Inoltre, in collaborazione con gli eredi, ho dedicato una parete dell’esposizione all’archivio storico Franco Palumbo, riconosciuto dalla Soprintendenza Archivistica e Bibliografica della Basilicata come di interesse. V’era esposta una selezione ragionata dall’archivio, che illustrava brevemente alcuni aspetti popolari e documentativi della festa, alcuni pubblicati anche nel libro 2 luglio a Matera, edito da La Scaletta, con testi di Mauro Padula, Franco Palumbo e fotografie di Franco Palumbo e Mario Cresci, nel 1972. Le immagini dell’archivio inoltre fanno parte del film Il cielo stellato e accompagnano la narrazione da un punto di vista storico.
Accanto alle fotografie di Franco Palumbo e Mario Cresci c’era uno schermo, che riportava l’incipit del film Il cielo stellato nella sua versione estesa con un video intitolato Acheronte della durata di venti minuti.
Il primo momento della festa all’alba è la processione dei pastori. Un segno dell’esterno che entra nella città. Ma di pastori non ne sono rimasti molti. Sulla Murgia materana però ho trovato un vaccaro, che vive di allevamento con le sue cinquecento vacche podoliche e ho documentato la transumanza con l’aiuto di Teresa Lupo.
Con questo video volevo fornire una radice visuale in opposizione alla civitas, esterna alla città, nel luogo originario. Acheronte racconta il tragitto che le mucche compiono dall’alta Murgia sino ad oltre il fiume Bradano, una volta chiamato con questo nome e che segnava il confine della Lucania.

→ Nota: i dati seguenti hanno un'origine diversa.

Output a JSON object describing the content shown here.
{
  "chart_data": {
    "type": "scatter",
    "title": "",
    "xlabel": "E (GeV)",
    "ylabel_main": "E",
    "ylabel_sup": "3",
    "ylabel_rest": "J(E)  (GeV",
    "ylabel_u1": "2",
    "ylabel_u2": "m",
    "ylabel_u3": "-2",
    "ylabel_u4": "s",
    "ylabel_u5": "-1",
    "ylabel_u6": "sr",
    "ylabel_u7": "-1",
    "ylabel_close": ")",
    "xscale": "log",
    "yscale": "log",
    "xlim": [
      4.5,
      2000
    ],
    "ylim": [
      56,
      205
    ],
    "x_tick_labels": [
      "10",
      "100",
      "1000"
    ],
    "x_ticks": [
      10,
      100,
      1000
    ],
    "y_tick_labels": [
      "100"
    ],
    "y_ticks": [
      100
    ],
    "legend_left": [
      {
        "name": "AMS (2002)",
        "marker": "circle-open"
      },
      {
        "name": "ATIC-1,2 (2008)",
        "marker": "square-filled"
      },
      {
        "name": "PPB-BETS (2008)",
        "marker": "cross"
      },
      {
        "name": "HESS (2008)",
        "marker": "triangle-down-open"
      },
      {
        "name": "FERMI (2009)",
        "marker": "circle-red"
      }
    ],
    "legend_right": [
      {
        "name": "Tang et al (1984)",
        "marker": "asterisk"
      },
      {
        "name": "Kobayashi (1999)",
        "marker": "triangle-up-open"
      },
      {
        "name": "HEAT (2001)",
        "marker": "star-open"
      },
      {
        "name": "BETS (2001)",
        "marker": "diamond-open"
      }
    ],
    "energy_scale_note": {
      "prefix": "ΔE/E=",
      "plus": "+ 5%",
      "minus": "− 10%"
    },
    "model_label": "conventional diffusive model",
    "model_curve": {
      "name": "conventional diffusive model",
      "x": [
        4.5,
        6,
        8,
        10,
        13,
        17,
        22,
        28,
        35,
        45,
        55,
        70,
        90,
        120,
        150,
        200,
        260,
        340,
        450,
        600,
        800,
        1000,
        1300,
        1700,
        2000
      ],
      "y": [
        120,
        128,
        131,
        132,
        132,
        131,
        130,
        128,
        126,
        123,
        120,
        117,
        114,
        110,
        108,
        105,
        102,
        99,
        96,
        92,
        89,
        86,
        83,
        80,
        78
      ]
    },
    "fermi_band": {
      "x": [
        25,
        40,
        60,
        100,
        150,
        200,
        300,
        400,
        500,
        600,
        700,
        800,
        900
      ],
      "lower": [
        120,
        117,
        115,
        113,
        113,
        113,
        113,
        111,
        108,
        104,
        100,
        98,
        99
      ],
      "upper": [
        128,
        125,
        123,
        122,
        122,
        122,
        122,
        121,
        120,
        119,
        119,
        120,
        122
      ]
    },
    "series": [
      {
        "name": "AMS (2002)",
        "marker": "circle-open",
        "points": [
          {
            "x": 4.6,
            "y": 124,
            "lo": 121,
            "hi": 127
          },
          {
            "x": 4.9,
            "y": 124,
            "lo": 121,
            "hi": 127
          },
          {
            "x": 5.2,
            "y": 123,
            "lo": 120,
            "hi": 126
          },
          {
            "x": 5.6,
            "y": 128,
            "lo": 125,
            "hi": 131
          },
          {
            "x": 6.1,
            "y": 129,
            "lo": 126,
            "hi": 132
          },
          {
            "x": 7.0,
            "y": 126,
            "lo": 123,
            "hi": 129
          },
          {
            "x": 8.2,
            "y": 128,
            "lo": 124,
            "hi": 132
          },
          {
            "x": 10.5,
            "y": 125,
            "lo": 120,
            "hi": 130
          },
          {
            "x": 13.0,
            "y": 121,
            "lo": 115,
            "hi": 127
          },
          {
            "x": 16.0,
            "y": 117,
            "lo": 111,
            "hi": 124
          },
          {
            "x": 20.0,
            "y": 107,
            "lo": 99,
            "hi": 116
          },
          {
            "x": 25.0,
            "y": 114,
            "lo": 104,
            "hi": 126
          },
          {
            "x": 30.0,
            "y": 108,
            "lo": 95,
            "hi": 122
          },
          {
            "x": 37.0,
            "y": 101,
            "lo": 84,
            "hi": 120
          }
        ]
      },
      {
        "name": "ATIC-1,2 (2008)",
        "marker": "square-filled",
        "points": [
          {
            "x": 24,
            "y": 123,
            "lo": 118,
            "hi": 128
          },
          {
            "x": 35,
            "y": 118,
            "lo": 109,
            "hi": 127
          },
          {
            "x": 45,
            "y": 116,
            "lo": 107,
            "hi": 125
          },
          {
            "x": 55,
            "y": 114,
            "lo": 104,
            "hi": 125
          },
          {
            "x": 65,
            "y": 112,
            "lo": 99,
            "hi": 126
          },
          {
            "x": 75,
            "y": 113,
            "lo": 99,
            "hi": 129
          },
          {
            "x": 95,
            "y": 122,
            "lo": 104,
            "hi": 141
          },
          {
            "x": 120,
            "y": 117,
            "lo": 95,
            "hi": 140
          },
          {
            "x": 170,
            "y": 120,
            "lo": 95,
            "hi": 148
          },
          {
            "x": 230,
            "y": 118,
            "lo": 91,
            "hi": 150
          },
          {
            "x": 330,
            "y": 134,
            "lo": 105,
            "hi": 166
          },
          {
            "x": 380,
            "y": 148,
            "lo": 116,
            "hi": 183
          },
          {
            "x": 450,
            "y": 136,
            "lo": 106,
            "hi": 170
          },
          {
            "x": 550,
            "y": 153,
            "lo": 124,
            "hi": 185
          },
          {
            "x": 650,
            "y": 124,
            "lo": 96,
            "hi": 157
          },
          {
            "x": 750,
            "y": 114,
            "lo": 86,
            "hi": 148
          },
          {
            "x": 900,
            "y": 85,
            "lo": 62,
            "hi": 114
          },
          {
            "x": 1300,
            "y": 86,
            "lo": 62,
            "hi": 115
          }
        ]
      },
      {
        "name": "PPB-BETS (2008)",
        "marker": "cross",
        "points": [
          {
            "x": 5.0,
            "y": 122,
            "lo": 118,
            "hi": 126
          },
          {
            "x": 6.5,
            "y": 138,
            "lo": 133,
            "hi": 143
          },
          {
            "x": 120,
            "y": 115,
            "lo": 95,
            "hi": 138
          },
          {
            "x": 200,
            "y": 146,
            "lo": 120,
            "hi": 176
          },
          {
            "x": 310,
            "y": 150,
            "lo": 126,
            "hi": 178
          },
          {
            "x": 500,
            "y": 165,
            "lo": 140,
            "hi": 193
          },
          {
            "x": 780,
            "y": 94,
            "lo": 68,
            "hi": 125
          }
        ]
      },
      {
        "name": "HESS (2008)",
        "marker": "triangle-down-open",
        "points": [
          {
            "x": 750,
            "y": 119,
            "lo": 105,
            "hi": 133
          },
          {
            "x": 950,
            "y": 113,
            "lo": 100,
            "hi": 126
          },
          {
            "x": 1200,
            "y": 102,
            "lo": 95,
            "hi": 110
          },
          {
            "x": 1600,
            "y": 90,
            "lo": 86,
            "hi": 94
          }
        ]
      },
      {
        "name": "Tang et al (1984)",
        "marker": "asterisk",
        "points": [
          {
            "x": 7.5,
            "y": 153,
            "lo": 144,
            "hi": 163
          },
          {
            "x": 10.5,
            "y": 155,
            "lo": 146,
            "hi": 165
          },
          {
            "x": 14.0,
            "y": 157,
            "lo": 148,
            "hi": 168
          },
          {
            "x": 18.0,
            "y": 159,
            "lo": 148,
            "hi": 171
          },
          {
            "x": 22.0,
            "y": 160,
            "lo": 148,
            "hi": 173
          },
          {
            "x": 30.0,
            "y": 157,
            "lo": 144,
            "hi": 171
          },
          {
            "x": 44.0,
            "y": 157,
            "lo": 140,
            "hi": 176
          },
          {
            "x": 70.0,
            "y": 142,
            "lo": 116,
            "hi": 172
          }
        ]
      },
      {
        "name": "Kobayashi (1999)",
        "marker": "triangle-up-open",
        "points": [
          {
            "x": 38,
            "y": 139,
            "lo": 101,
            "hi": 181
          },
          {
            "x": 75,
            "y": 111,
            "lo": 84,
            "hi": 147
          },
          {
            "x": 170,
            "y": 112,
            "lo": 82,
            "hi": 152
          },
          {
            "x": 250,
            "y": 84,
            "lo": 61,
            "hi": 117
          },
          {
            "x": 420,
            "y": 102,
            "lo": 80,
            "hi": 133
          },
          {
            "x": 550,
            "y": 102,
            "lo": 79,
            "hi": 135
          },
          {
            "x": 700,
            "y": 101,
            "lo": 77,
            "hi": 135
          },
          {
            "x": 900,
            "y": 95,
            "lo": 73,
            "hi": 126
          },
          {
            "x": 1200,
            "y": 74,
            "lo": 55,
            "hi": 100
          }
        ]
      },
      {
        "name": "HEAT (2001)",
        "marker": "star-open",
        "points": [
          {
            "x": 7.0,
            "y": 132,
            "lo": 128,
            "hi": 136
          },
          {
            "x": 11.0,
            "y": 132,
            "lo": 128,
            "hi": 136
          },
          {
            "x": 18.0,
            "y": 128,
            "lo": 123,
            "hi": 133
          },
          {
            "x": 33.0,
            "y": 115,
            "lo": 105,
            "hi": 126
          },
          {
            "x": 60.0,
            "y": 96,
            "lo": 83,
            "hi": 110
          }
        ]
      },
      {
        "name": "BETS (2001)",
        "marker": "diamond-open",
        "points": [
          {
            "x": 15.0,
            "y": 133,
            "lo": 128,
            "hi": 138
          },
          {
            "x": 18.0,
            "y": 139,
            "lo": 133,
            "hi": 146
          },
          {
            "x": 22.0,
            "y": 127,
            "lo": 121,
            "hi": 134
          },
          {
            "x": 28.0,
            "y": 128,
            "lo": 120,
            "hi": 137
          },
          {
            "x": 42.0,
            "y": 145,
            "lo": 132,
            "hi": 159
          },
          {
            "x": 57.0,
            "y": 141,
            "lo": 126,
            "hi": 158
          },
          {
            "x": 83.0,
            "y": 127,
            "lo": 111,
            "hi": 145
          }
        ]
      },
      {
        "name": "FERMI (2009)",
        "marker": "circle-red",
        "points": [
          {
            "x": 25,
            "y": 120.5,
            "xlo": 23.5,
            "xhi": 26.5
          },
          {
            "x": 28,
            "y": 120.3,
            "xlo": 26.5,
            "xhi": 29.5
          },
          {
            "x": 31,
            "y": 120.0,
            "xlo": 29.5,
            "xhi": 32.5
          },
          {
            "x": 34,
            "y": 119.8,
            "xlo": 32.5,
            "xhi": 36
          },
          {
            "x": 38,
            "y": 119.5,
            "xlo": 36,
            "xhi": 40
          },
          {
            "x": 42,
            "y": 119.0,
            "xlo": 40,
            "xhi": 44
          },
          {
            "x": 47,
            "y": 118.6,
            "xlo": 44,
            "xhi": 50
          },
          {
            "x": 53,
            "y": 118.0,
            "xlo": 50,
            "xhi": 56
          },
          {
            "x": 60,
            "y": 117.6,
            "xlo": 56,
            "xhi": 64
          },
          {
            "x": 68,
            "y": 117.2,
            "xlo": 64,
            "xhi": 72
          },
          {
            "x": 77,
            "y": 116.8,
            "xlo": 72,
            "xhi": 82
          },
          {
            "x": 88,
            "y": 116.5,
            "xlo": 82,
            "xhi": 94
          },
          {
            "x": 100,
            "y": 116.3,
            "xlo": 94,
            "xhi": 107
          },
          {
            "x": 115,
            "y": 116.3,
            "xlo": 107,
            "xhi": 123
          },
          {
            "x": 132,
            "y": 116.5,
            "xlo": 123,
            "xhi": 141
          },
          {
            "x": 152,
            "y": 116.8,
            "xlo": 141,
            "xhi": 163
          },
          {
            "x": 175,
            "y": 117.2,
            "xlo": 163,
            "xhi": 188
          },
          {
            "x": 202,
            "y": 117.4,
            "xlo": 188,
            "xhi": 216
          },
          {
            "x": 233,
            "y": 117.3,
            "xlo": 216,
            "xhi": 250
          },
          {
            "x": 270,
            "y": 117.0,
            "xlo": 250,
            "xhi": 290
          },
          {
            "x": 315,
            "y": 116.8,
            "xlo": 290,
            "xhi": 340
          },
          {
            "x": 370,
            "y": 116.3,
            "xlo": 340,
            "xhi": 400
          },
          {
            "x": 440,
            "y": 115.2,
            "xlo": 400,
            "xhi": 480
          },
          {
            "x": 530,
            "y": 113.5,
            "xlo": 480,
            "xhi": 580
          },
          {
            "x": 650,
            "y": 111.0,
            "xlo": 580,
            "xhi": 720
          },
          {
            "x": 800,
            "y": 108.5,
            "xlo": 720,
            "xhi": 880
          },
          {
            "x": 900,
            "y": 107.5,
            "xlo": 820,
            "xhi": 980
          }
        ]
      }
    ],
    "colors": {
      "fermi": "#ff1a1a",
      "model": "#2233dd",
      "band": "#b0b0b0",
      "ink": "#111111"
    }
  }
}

Nel progetto “Il cielo stellato” introduco una riflessione sull’atto fotografico come mezzo di azione inconscia collettiva, la cui capacità è quella di duplicare virtualmente la realtà che ci circonda. È nel nostro agire quotidiano, ripetuto e reiterato, che mappiamo i luoghi della nostra attenzione. Spesso queste fotografie sono messe in circolazione e condivise, finiscono in rete e contribuiscono ad alimentare database e archivi digitali immensi, gli stessi che attualmente sono utilizzati dalle intelligenze artificiali per costruire nuovi immaginari. La compresenza e tacita collaborazione tra soggetto e strumento, crea una nuova e diversa realtà, della quale cominciamo solo ora a vedere i primi spiragli. Con “il cielo stellato” mi sono sostituita ad una intelligenza artificiale e ho utilizzato mezzi e strumenti canonici come software dedicati, social oltre che la carta stampata. Ma è stata la partecipazione volontaria collettiva a poter rendere reale e possibile l’intero progetto.
È chiaro tuttavia che il singolo contributo fotografico si perde nel marasma delle immagini fotogrammetriche, per cui il punto di vista personale non è più riconoscibile.
Per quanto riguarda l’opera d’arte, quindi la mia rielaborazione dell’intero processo, mi sono limitata a scegliere un punto di vista sui modelli tridimensionali. Come regista ho posizionato, nello spazio vuoto e nero digitale del programma, le camere virtuali per scattare delle “fotografie” sulle fotogrammetrie.